Symposium „Beuys und Die Bienen”

Kooperationsveranstaltung des Neuen Pfaffenhofener Kunstvereins, Imker-Kreisverband, Imkerverein Pfaffenhofen und Soziale Skulptur HALLERTAUER.

18. bis 20. Mai 2012

Im letzten Jahr zeigte der Neue Pfaffenhofener Kunstverein in seiner großen Beuys-Schau mehr als 70 Originale des bedeutenden Künstlers und konnte rund 1600 Besucher begeistern. Schon während der Ausstellung „Beuys und Die Demokratie” entstand die Idee, einen weiteren Aspekt im Beuyschen Schaffen sichtbar zu machen: die Verbindung von Joseph Beuys Werk zu den Bienen. Zusammen mit dem Imker-Kreisverband und erneut mit der Sozialen Skulptur HALLERTAUER um Beuys-Kenner Manfred „Mensch” Mayer veranstaltet der Neue Pfaffenhofener Kunstverein nun das dreitägige Symposium „Beuys und Die Bienen”.

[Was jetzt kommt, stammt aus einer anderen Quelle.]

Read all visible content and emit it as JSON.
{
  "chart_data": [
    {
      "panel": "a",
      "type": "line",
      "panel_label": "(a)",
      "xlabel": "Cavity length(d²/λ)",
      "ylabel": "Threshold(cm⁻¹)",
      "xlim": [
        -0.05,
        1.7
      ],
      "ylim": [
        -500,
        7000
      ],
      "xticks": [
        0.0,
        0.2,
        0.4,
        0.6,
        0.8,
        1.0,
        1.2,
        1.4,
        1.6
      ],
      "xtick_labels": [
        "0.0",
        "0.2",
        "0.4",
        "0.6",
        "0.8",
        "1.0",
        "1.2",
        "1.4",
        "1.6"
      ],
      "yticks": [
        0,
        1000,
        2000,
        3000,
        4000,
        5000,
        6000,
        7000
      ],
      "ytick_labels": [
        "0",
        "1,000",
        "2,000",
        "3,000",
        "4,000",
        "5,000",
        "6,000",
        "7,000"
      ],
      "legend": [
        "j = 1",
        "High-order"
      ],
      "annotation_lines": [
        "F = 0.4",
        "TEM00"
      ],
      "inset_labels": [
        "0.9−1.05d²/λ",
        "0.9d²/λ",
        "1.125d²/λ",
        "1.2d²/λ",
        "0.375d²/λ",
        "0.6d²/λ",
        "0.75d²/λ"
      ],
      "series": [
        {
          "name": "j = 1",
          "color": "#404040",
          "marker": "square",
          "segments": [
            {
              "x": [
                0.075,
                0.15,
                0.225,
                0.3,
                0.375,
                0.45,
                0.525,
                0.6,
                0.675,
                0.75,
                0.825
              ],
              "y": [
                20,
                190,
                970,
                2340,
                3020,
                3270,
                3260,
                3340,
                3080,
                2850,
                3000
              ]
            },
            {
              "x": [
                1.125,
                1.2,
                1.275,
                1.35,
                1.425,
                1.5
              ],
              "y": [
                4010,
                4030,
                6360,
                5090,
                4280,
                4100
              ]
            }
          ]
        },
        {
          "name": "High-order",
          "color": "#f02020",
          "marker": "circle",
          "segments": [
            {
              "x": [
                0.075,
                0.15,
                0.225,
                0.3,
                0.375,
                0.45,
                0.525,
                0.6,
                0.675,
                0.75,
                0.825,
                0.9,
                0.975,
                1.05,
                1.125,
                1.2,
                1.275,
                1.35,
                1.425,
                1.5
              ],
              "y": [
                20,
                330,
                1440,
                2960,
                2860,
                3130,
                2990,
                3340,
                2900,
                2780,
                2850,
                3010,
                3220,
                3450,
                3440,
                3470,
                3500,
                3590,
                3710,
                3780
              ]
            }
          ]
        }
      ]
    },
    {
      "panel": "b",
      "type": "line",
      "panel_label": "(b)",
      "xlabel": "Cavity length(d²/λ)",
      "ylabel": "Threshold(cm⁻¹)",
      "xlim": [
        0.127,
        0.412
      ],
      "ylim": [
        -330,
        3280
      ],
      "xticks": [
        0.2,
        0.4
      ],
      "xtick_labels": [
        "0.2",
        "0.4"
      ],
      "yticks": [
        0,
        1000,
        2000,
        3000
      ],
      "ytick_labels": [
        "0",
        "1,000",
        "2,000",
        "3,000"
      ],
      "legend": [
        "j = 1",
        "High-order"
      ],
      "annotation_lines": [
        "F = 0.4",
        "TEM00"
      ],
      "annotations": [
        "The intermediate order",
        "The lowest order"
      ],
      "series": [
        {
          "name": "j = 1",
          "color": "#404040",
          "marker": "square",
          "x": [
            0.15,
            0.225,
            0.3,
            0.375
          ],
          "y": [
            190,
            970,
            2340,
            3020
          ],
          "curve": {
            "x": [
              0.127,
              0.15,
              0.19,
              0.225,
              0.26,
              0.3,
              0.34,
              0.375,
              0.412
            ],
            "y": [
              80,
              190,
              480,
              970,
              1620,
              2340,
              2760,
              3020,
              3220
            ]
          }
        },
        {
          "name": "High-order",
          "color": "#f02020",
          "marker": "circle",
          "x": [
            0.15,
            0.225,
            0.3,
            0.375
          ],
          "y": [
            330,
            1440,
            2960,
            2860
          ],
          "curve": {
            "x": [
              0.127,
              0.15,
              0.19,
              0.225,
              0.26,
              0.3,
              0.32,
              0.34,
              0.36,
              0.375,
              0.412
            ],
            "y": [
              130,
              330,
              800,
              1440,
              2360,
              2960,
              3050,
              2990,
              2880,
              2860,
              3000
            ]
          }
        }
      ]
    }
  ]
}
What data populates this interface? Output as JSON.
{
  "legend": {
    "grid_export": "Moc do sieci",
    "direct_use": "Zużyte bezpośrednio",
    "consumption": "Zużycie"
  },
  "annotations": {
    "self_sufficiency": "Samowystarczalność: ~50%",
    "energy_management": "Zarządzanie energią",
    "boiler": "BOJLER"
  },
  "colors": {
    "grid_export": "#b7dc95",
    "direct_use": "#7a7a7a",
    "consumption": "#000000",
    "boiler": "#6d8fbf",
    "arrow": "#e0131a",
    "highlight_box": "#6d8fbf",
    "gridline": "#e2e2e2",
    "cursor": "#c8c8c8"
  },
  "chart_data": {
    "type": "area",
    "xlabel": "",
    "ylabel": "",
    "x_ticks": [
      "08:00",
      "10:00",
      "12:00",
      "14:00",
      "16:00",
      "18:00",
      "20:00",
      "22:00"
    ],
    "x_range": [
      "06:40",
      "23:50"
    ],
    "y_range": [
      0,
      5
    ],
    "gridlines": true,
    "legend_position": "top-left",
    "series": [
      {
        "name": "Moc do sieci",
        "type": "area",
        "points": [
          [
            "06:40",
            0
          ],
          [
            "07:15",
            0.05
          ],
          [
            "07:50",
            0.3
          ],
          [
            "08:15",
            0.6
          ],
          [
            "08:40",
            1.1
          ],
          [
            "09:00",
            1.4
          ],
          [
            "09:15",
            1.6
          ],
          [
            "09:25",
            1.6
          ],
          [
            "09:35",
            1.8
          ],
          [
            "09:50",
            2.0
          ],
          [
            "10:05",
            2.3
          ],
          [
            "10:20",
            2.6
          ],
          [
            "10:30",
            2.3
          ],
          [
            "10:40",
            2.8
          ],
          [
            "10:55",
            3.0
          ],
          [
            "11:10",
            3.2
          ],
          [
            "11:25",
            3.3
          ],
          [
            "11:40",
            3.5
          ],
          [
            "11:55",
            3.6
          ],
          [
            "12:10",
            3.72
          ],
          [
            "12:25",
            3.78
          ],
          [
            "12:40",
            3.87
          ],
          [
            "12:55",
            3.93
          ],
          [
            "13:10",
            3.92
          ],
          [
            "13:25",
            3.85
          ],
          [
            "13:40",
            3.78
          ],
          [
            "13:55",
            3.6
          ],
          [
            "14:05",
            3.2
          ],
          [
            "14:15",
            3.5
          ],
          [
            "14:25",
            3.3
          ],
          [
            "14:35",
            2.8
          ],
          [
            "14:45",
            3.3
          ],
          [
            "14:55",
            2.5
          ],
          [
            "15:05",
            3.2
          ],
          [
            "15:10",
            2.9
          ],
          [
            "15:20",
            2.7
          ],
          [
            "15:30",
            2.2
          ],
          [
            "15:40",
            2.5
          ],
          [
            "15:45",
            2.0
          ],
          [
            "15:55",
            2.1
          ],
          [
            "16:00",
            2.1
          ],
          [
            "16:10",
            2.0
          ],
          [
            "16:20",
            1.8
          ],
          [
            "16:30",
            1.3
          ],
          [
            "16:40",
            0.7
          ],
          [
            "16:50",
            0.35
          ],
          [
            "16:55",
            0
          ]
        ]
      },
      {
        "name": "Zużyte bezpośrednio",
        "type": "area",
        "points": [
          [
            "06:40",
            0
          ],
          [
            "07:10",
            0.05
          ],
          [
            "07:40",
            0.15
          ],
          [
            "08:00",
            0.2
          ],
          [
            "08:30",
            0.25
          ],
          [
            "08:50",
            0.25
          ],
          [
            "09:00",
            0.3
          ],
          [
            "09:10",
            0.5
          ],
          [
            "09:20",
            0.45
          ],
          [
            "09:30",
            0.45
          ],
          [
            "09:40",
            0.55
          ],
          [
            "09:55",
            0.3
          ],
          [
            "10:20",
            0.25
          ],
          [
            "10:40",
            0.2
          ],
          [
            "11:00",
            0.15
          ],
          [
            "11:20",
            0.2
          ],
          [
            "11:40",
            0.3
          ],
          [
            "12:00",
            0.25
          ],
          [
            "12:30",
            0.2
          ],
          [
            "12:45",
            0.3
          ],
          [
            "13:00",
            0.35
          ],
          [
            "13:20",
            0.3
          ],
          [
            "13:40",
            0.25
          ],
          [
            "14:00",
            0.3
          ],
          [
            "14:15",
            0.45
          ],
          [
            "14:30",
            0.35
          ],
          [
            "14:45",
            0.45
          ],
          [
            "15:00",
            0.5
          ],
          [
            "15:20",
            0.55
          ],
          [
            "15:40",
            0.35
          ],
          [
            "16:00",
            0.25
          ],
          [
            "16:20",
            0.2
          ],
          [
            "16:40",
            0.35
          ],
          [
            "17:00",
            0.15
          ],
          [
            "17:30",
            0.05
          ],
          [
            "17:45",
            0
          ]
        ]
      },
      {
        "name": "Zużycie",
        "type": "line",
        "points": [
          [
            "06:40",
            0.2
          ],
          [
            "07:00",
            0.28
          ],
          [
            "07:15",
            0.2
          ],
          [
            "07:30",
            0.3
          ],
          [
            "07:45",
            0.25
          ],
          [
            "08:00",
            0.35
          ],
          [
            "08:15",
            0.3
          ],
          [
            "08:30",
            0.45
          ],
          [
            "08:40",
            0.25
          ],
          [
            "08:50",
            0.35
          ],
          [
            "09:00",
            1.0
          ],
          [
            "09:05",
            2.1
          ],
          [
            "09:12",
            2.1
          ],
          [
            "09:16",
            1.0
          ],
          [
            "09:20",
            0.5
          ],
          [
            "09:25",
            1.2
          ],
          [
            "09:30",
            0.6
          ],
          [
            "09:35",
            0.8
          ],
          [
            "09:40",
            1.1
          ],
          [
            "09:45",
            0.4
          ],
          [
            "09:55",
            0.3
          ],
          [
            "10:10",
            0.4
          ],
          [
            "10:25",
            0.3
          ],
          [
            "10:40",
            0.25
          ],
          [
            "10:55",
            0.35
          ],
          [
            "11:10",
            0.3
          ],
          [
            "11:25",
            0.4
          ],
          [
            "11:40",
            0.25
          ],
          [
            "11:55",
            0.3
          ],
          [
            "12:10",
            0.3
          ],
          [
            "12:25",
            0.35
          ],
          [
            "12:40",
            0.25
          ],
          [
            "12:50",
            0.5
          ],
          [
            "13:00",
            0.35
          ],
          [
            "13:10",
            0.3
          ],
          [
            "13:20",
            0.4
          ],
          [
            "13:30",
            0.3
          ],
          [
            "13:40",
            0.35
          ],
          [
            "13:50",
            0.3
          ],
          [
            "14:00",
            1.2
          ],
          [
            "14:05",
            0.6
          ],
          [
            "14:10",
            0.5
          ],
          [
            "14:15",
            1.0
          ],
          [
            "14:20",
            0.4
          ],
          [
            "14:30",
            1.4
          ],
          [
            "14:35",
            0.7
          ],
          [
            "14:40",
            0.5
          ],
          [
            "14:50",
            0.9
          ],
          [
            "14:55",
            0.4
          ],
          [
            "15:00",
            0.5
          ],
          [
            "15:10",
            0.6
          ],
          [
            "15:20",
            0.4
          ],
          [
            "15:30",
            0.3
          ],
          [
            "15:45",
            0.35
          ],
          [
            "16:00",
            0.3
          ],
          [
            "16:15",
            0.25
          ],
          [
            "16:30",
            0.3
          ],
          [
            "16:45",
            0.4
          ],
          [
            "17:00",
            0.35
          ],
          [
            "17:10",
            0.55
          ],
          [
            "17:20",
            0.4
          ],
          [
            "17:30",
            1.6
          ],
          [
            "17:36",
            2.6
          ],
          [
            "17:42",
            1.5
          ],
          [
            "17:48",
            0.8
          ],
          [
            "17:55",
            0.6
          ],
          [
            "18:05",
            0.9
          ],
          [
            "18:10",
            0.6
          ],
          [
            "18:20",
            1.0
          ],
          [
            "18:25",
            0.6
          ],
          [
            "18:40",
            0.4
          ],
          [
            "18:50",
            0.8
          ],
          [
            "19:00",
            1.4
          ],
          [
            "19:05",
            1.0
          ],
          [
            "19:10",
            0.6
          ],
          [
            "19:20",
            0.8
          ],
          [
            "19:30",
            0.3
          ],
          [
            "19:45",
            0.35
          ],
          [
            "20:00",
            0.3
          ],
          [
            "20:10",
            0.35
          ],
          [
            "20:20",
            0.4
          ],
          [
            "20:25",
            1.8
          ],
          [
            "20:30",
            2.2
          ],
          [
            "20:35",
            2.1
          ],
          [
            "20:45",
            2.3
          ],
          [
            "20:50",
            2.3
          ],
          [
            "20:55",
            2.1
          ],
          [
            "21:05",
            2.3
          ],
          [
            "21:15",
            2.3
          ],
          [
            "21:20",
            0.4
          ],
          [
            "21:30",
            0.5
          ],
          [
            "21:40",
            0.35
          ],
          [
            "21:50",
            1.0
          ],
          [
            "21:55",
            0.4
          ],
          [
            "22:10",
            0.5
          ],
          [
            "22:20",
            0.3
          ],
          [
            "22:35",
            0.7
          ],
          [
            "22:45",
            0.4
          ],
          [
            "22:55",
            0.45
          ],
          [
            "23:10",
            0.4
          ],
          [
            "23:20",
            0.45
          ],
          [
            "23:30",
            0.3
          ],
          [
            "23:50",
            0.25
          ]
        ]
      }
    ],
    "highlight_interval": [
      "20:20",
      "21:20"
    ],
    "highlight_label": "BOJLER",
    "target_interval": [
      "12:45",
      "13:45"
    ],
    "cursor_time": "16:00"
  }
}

Beginn ist am 18. Mai um 18 Uhr mit der der Eröffnung der Ausstellung und den Reden von Kunstvereinsvorsitzendem Steffen Kopetzky und Imker-Kreisverbandvorsitzendem Albrecht Pausch. Am 19. Mai sprechen ab 13 Uhr Prof. Prof. h.c. Matthias Kunth, von der Fudan Universität in Shanghai sowie Dr. Rhea Thönges-Stringaris, Kunsthistorikerin und Archäologin/Kassel/Athen und Beuys Verleger Rainer Rappmann aus Wangen. Am 20. Mai stellt Manfred „Mensch” Mayer die neue HALLERTAUER-GUT(e)-SCHEIN(e)-Serie 2012: „Bien und Mensch” der Sozialen Skulptur HALLERTAUER vor und im Anschluss hält Beuys-Schüler Johannes Stüttgen aus Düsseldorf einen seiner legendären Vorträge.

Wer Beuys sagt und Demokratie – die umfassendste und bedeutenste aller Sozialen Skulpturen – denkt und lebt, der oder die landet per se bei den Bienen. Denn, so Joseph Beuys, Honig fließt in alle Richtungen! Demokratie auch!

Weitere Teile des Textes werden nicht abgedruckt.